Sepsis with severe intravascular hemolysis is a rare but deadly complication of infection with C perfringens. Reported mortality rates are 70%-100%.[6]

Seeding of the bacteria most often occurs from the gastrointestinal tract, biliary tract, or uterus, with hemolysis complicating the sepsis in 7%-15% of cases.[7] Disease progression is very rapid, with death often occurring in less than 24 hours.

The C perfringens organism produces a series of toxins, of which the alpha toxin, a lecithinase, has the ability to destroy the red cell membrane and cause spherocytosis, which leads to hemolysis.[8] Rapid death is a consequence of the 7-minute doubling time of this organism.[9]

Early diagnosis and treatment are critical to any chance of survival. Debridement of identifiable gangrenous tissue and high-dose intravenous penicillin are the current recommended treatments.[7] Exchange transfusion is being examined as a mechanism to improve prognoses in these patients.[8]
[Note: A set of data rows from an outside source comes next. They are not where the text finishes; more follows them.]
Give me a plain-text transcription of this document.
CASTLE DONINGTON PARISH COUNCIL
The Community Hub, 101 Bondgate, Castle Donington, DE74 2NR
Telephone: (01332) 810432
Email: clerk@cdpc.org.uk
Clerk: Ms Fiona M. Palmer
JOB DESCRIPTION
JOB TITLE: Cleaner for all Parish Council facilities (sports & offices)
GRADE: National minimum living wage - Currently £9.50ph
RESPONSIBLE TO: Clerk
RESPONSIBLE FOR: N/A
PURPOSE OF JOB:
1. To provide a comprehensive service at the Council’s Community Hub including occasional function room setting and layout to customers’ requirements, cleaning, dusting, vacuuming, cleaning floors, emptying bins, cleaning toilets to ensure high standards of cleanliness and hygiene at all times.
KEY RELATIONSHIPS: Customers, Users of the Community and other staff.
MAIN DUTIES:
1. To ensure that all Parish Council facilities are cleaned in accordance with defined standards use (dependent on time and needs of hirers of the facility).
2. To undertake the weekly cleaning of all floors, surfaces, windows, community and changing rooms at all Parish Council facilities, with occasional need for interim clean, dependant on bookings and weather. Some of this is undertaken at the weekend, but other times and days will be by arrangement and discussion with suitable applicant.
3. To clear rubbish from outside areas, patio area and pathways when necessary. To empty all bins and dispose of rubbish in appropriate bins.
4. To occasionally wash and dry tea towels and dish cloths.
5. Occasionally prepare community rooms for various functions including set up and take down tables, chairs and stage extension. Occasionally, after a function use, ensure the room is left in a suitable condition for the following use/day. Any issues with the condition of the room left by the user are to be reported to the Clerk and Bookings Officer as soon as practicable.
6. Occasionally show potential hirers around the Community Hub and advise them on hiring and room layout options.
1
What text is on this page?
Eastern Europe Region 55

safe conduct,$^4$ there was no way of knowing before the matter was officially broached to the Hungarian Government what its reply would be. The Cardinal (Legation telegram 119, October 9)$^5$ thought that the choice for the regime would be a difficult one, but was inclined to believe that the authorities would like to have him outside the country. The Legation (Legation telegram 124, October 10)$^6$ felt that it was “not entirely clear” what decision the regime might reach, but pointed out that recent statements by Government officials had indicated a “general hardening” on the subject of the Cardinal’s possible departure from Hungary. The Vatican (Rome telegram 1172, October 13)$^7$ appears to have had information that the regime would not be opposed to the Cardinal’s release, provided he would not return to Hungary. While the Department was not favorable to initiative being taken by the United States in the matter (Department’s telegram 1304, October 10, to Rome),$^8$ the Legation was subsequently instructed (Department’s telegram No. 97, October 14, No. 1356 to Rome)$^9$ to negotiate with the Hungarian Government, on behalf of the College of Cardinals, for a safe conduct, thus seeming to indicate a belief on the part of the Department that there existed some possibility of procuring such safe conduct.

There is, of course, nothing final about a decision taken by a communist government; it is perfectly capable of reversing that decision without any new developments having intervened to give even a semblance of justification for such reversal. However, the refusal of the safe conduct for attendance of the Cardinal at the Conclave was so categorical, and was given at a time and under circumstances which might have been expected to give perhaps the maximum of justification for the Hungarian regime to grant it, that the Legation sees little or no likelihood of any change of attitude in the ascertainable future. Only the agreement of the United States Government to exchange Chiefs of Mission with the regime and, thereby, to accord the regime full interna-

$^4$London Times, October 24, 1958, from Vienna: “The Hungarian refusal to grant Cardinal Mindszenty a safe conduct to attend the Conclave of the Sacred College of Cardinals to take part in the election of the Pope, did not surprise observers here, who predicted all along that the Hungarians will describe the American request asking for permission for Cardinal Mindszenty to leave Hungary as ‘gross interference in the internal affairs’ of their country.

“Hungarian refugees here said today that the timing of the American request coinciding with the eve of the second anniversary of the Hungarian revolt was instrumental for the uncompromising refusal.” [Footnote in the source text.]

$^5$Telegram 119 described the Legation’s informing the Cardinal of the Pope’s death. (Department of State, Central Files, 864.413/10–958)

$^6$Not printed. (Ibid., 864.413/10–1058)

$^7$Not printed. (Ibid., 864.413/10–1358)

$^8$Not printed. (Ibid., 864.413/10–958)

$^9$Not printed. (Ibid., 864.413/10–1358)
In our patient, an infectious etiology was not initially suspected. Despite the negative DAT, suspicion was high for an acute immune hemolytic transfusion reaction, a cold agglutinin, or an improperly collected specimen. By the time the organism was identified, the patient had already died. Intravenous antibiotics were never initiated in this case.

No autopsy was performed, so the source of the infection was not discovered. However, the patient had 2 reasons for significant immunosuppression: long-standing treatment with dexamethasone and lenalidomid (both are highly immunosuppressive), and the innate immunosuppression caused by multiple myeloma.

A possible source of the C perfringens might have been a break in the gastric mucosa, causing ulceration and permitting entrance of the bacteria into the bloodstream. Long-standing steroid therapy (eg, dexamethasone) is a well-known cause of gastric ulceration. There has been some association with C perfringens sepsis and leukemia,[7] but no literature has implicated multiple myeloma.

When a patient presents with intravascular hemolysis, early consideration of clostridial sepsis is crucial to initiating the appropriate antibiotic treatment as soon as possible. A negative DAT is also a critical step in the decision tree of how to work up these cases.